Capítulo 64: El Jabalí
“¿Dónde están esas cosas? ¿Tendremos que pelear contra ellas?”
El Hermano Sin Paraguas necesitaba desahogarse con urgencia.
“No, sigamos avanzando. Aunque no sé la razón, esas cosas parecen temerle a algo, por eso no se atreven a acercarse a nosotros.”
Cuanto más sabía, más presión sentía. Su Xiao era quien soportaba la mayor carga en el equipo.

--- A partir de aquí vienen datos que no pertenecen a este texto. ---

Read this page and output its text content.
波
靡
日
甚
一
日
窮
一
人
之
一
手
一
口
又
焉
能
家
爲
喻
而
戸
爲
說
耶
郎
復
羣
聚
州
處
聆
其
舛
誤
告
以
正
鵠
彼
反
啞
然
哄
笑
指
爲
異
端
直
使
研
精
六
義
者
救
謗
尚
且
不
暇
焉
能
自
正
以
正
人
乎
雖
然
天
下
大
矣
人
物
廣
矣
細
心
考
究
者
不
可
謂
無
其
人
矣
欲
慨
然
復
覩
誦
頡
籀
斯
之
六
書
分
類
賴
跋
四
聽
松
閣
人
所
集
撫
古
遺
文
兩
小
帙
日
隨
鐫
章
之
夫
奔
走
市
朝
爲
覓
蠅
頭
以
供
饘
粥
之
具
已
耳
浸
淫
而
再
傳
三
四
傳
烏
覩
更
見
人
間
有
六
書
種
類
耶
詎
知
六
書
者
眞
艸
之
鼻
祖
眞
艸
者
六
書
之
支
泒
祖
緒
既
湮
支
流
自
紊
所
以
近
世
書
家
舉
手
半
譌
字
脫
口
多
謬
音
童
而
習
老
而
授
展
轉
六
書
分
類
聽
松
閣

Antes, había alrededor de unos cientos de esas cosas siguiéndolos desde lejos. Su Xiao pensó en enfrentarlas, pero esa idea se desvaneció en segundos cuando la cantidad se disparó a varios miles.
La situación actual era clara: el camino al frente estaba despejado, sin esas cosas, mientras que todas las demás direcciones estaban rodeadas. Solo quedaba avanzar.

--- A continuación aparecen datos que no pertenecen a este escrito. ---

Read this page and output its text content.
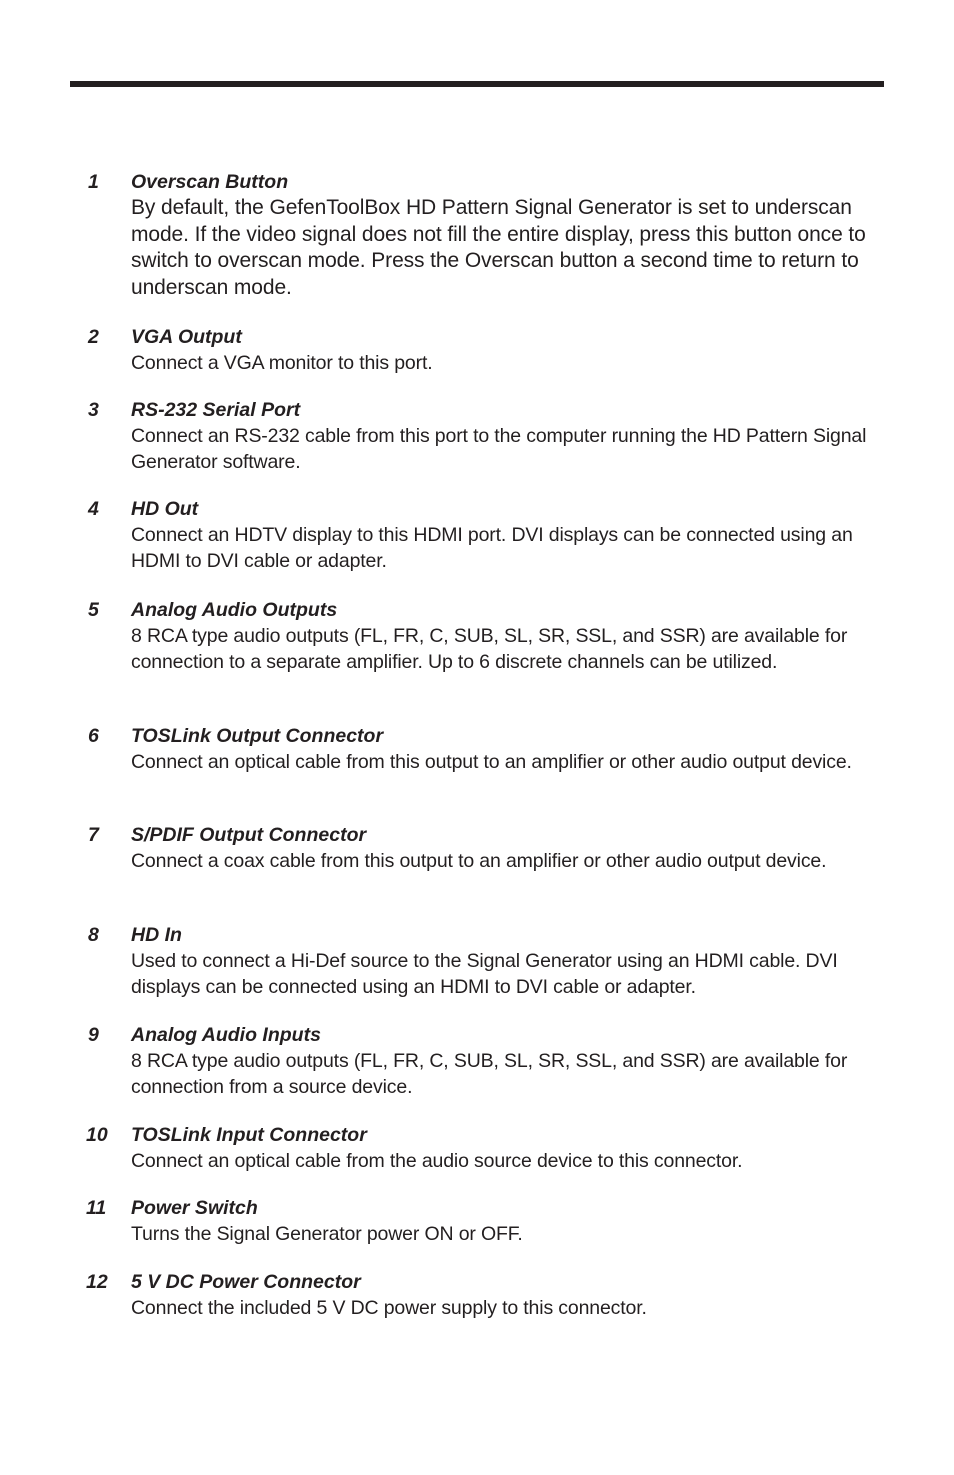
1 Overscan Button
By default, the GefenToolBox HD Pattern Signal Generator is set to underscan mode. If the video signal does not fill the entire display, press this button once to switch to overscan mode. Press the Overscan button a second time to return to underscan mode.
2 VGA Output
Connect a VGA monitor to this port.
3 RS-232 Serial Port
Connect an RS-232 cable from this port to the computer running the HD Pattern Signal Generator software.
4 HD Out
Connect an HDTV display to this HDMI port. DVI displays can be connected using an HDMI to DVI cable or adapter.
5 Analog Audio Outputs
8 RCA type audio outputs (FL, FR, C, SUB, SL, SR, SSL, and SSR) are available for connection to a separate amplifier. Up to 6 discrete channels can be utilized.
6 TOSLink Output Connector
Connect an optical cable from this output to an amplifier or other audio output device.
7 S/PDIF Output Connector
Connect a coax cable from this output to an amplifier or other audio output device.
8 HD In
Used to connect a Hi-Def source to the Signal Generator using an HDMI cable. DVI displays can be connected using an HDMI to DVI cable or adapter.
9 Analog Audio Inputs
8 RCA type audio outputs (FL, FR, C, SUB, SL, SR, SSL, and SSR) are available for connection from a source device.
10 TOSLink Input Connector
Connect an optical cable from the audio source device to this connector.
11 Power Switch
Turns the Signal Generator power ON or OFF.
12 5 V DC Power Connector
Connect the included 5 V DC power supply to this connector.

Su Xiao abrió la lista de misiones. Una nueva misión ya había aparecido.
【La segunda fase de la misión oculta ‘Tierra de la Muerte’ se ha completado. Se ha activado la tercera fase (fase final).】
【Rey Oscuro】
Nivel de dificultad: LV.26
Resumen de la misión: Eliminar al Rey Oscuro antes de que despierte por completo.
Información de la misión: La ubicación del Rey Oscuro está en lo profundo del Bosque Negro. (Advertencia: si el Rey Oscuro despierta por completo, la dificultad de la misión aumentará a LV.28).

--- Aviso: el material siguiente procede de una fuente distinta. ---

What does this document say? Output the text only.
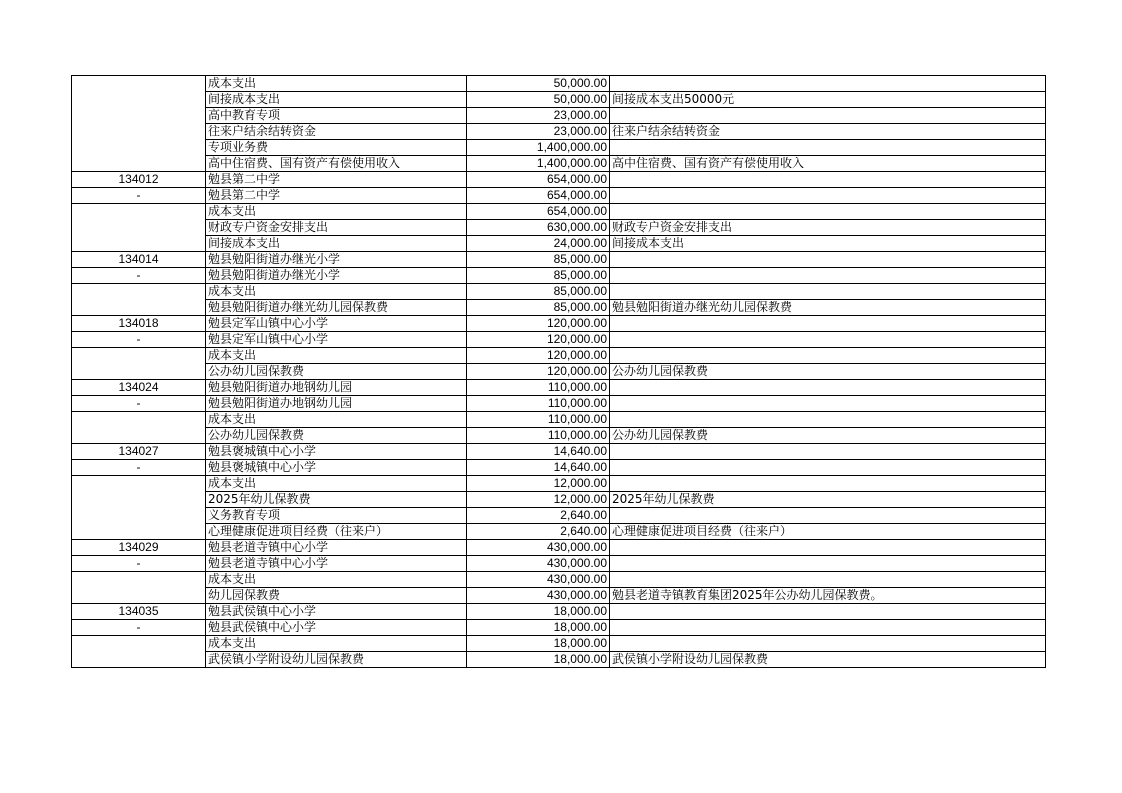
	成本支出	50,000.00	
	间接成本支出	50,000.00	间接成本支出50000元
	高中教育专项	23,000.00	
	往来户结余结转资金	23,000.00	往来户结余结转资金
	专项业务费	1,400,000.00	
	高中住宿费、国有资产有偿使用收入	1,400,000.00	高中住宿费、国有资产有偿使用收入
134012	勉县第二中学	654,000.00	
-	勉县第二中学	654,000.00	
	成本支出	654,000.00	
	财政专户资金安排支出	630,000.00	财政专户资金安排支出
	间接成本支出	24,000.00	间接成本支出
134014	勉县勉阳街道办继光小学	85,000.00	
-	勉县勉阳街道办继光小学	85,000.00	
	成本支出	85,000.00	
	勉县勉阳街道办继光幼儿园保教费	85,000.00	勉县勉阳街道办继光幼儿园保教费
134018	勉县定军山镇中心小学	120,000.00	
-	勉县定军山镇中心小学	120,000.00	
	成本支出	120,000.00	
	公办幼儿园保教费	120,000.00	公办幼儿园保教费
134024	勉县勉阳街道办地钢幼儿园	110,000.00	
-	勉县勉阳街道办地钢幼儿园	110,000.00	
	成本支出	110,000.00	
	公办幼儿园保教费	110,000.00	公办幼儿园保教费
134027	勉县褒城镇中心小学	14,640.00	
-	勉县褒城镇中心小学	14,640.00	
	成本支出	12,000.00	
	2025年幼儿保教费	12,000.00	2025年幼儿保教费
	义务教育专项	2,640.00	
	心理健康促进项目经费（往来户）	2,640.00	心理健康促进项目经费（往来户）
134029	勉县老道寺镇中心小学	430,000.00	
-	勉县老道寺镇中心小学	430,000.00	
	成本支出	430,000.00	
	幼儿园保教费	430,000.00	勉县老道寺镇教育集团2025年公办幼儿园保教费。
134035	勉县武侯镇中心小学	18,000.00	
-	勉县武侯镇中心小学	18,000.00	
	成本支出	18,000.00	
	武侯镇小学附设幼儿园保教费	18,000.00	武侯镇小学附设幼儿园保教费
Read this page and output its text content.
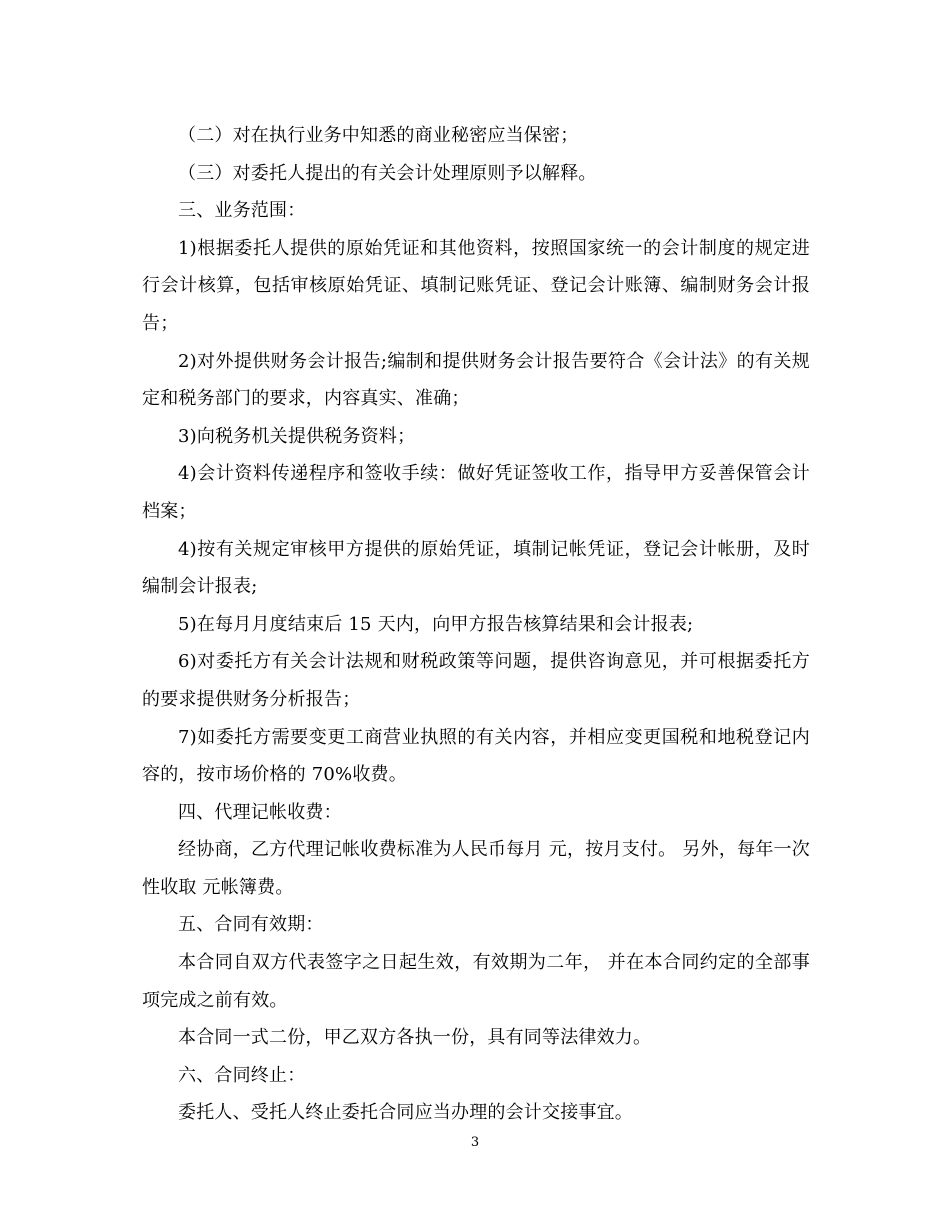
（二）对在执行业务中知悉的商业秘密应当保密；

（三）对委托人提出的有关会计处理原则予以解释。

三、业务范围：

1)根据委托人提供的原始凭证和其他资料，按照国家统一的会计制度的规定进行会计核算，包括审核原始凭证、填制记账凭证、登记会计账簿、编制财务会计报告；

2)对外提供财务会计报告;编制和提供财务会计报告要符合《会计法》的有关规定和税务部门的要求，内容真实、准确；

3)向税务机关提供税务资料；

4)会计资料传递程序和签收手续：做好凭证签收工作，指导甲方妥善保管会计档案；

4)按有关规定审核甲方提供的原始凭证，填制记帐凭证，登记会计帐册，及时编制会计报表;

5)在每月月度结束后 15 天内，向甲方报告核算结果和会计报表;

6)对委托方有关会计法规和财税政策等问题，提供咨询意见，并可根据委托方的要求提供财务分析报告；

7)如委托方需要变更工商营业执照的有关内容，并相应变更国税和地税登记内容的，按市场价格的 70%收费。

四、代理记帐收费：

经协商，乙方代理记帐收费标准为人民币每月 元，按月支付。 另外，每年一次性收取 元帐簿费。

五、合同有效期：

本合同自双方代表签字之日起生效，有效期为二年， 并在本合同约定的全部事项完成之前有效。

本合同一式二份，甲乙双方各执一份，具有同等法律效力。

六、合同终止：

委托人、受托人终止委托合同应当办理的会计交接事宜。

3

Plazo de la misión: Sin límite.
Recompensa de la misión: Esta es una misión en cadena; la recompensa se otorgará según el grado de finalización.
Castigo de la misión: Ninguno.
La misión oculta ya se había disparado a un aterrador LV.26, y en cualquier momento podría subir a LV.28.
Si el llamado Rey Oscuro despertaba por completo, Su Xiao estaba muerto. Ya no había vuelta atrás; solo podía seguir adelante.
Mientras avanzaban, llegó un ruido desde el bosque frente a ellos.
El grupo miró fijamente: era un jabalí.
Este jabalí era completamente negro, del tamaño de un toro, con dos colmillos sobresaliendo de su boca que tenían una textura metálica.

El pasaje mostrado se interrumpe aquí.